Yazılı belgelere göre, M.Ö. 3. bin yılın 2. yarısından itibaren tarih sahnesine çıkan, fakat arkeolojik buluntulara göre, Doğu Anadolu Neolitik ve Kalkolitik kültürlerinin de sahibi olan Hurriler, M.Ö. 2. bin yıl Ön Asya tarihinde de önemli roller oynamışlardır.

Gerçekten, yazılı kaynaklardan anlaşıldığı kadarıyla, özellikle M.Ö. 18. yüzyıldan itibaren birtakım Hurri memleketlerinden söz edilmektedir. Bunlardan birisi, asıl Hurri devletinin bulunduğu bölgedir ki, burası Van Gölü ‘nden itibaren Kızılırmak ve Yeşilırmak ‘ın Karadenize döküldüğü yerlere kadar uzanan ülkedir.

Geniş manada Hurri ülkeleri sahası; kuzeyde Kafkaslardan güneyde Suriye ve Yukarı Mezopotamyaya, batıda Toroslardan doğuda Zağros dağlarının ötesindeki Urmiye Gölüne kadar uzanıyordu. Burası öyle bir sahadır ki, sözü edilen devirde, arkeolojinin tespitine göre, Sümer ve Babil kültürü dışında tamamıyla yeni ve homojen bir yapı arz etmektedir. Ancak bu dağlık sahalarda henüz yeterli derecelerde araştırmalar yapılmamış olduğundan, yazılı belgeler çok azdır. Bununla beraber, M.Ö. 2. bin yılın ilk yarısında Hurrilerin merkezi bölgesinin Van Gölü sahası olduğu anlaşılmaktadır.

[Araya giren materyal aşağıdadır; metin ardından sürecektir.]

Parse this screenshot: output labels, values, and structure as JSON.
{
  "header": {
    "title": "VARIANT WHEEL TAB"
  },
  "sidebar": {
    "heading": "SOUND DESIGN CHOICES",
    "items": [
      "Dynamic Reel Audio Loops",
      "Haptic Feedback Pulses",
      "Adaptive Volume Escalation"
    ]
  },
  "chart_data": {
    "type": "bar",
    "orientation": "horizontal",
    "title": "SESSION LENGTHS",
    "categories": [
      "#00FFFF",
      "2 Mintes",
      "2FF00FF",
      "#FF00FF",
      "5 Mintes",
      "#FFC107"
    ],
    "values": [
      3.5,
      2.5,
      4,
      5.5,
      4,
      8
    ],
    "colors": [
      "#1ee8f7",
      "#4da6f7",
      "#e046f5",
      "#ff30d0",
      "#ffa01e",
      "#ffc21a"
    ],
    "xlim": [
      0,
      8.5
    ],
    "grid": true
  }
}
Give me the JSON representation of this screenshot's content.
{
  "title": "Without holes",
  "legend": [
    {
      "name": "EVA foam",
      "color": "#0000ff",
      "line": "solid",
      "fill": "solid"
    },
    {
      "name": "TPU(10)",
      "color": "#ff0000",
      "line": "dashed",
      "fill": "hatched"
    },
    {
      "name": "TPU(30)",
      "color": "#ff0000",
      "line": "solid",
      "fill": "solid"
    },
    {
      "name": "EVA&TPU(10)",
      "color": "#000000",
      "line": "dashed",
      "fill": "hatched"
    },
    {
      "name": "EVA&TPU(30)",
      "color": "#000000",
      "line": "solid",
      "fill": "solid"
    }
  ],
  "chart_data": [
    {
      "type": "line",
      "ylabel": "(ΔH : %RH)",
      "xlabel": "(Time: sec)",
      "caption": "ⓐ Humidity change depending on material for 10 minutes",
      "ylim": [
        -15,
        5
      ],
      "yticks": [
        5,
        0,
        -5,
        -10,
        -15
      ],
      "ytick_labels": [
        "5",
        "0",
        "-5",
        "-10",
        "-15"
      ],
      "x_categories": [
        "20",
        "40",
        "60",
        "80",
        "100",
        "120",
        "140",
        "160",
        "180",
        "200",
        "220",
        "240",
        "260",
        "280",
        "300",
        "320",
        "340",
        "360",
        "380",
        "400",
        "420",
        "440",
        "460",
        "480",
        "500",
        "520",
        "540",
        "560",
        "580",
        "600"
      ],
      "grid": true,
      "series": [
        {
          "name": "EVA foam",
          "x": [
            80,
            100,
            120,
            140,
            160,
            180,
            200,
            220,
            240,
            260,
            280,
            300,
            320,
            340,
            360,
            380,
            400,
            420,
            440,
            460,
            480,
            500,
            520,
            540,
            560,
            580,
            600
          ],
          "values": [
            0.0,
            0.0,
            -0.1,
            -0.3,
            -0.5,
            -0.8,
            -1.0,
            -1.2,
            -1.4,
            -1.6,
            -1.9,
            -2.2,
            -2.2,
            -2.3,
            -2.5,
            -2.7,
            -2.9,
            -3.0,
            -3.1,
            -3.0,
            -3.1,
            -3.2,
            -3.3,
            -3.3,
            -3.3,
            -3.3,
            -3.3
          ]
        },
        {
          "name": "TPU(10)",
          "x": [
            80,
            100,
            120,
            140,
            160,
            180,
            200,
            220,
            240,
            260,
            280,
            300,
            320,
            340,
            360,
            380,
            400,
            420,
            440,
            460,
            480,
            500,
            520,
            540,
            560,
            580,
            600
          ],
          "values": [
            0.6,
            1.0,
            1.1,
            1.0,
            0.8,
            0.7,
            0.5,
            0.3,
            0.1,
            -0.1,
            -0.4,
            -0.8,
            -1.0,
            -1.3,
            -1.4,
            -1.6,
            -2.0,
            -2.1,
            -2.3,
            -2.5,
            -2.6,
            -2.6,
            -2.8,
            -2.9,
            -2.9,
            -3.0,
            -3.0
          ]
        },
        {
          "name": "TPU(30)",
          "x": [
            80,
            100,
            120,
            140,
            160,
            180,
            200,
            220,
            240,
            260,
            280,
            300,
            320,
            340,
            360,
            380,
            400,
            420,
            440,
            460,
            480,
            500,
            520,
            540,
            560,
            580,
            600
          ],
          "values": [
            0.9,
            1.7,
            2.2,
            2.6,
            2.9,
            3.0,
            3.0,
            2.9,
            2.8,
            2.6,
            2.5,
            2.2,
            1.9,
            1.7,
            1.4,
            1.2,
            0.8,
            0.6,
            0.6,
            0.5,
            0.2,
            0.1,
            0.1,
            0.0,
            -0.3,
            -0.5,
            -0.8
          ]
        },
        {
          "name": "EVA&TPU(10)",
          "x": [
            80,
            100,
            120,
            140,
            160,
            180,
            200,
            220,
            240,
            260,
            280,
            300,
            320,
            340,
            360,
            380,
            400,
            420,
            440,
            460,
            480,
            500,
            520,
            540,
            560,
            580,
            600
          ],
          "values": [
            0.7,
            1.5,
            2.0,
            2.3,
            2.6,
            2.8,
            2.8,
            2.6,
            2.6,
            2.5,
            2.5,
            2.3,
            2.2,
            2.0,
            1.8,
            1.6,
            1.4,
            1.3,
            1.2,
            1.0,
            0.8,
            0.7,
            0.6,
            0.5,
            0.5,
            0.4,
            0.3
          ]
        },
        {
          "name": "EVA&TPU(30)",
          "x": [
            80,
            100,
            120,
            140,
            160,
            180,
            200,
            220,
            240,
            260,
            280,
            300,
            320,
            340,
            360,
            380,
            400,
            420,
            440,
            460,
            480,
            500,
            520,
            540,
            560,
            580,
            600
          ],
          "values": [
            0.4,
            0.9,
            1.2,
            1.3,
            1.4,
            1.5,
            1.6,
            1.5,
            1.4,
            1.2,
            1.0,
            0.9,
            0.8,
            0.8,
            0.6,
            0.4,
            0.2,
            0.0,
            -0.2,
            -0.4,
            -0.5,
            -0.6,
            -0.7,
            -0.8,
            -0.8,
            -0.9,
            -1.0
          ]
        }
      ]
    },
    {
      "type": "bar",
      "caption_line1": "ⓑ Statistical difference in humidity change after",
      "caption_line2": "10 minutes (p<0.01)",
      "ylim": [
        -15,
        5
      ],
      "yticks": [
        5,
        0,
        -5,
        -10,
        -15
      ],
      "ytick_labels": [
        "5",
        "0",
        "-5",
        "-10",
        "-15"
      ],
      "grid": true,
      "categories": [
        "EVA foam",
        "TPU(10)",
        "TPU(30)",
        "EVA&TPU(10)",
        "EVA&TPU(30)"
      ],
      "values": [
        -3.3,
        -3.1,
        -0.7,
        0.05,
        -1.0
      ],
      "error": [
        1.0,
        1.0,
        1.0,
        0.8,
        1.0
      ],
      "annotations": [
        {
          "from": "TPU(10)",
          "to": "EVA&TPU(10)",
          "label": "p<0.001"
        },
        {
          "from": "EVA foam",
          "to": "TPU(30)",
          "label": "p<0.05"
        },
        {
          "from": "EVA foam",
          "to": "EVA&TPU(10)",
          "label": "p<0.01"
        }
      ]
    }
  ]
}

M.Ö. 1950-1750 yılları arasına tarihlenen Kültepe Çağı ( Asur Ticaret Kolonileri Devri ) metinlerinde az miktarda Hurri şahıs isimlerine rastlanıldığı gibi, Orta Fırat Bölgesindeki Mari arşivinde de Hurca dini tabletler bulunmustur. Bu sonuncular, Hammurabi devrine ( M.Ö. 1728-1686 ) aittirler. Diclenin doğusunda, Kerkük yöresindeki Arrapha-Nuzi metinlerinde Hurri sahıs adlarına, Tel Açana ‘da ( Hatay bölgesi ) yapılan kazılarda da Hurri sanat eserlerine rastlanmıştır. M.Ö. 2. bin yılın ortalarında Hitit vesikalarında “Kizzuwatna” olarak gösterilen Doğu Kilikya da (Çukurova ve Amik Ovası), Hurrilerin hakim bir rol oynadıkları anlaşılmaktadır.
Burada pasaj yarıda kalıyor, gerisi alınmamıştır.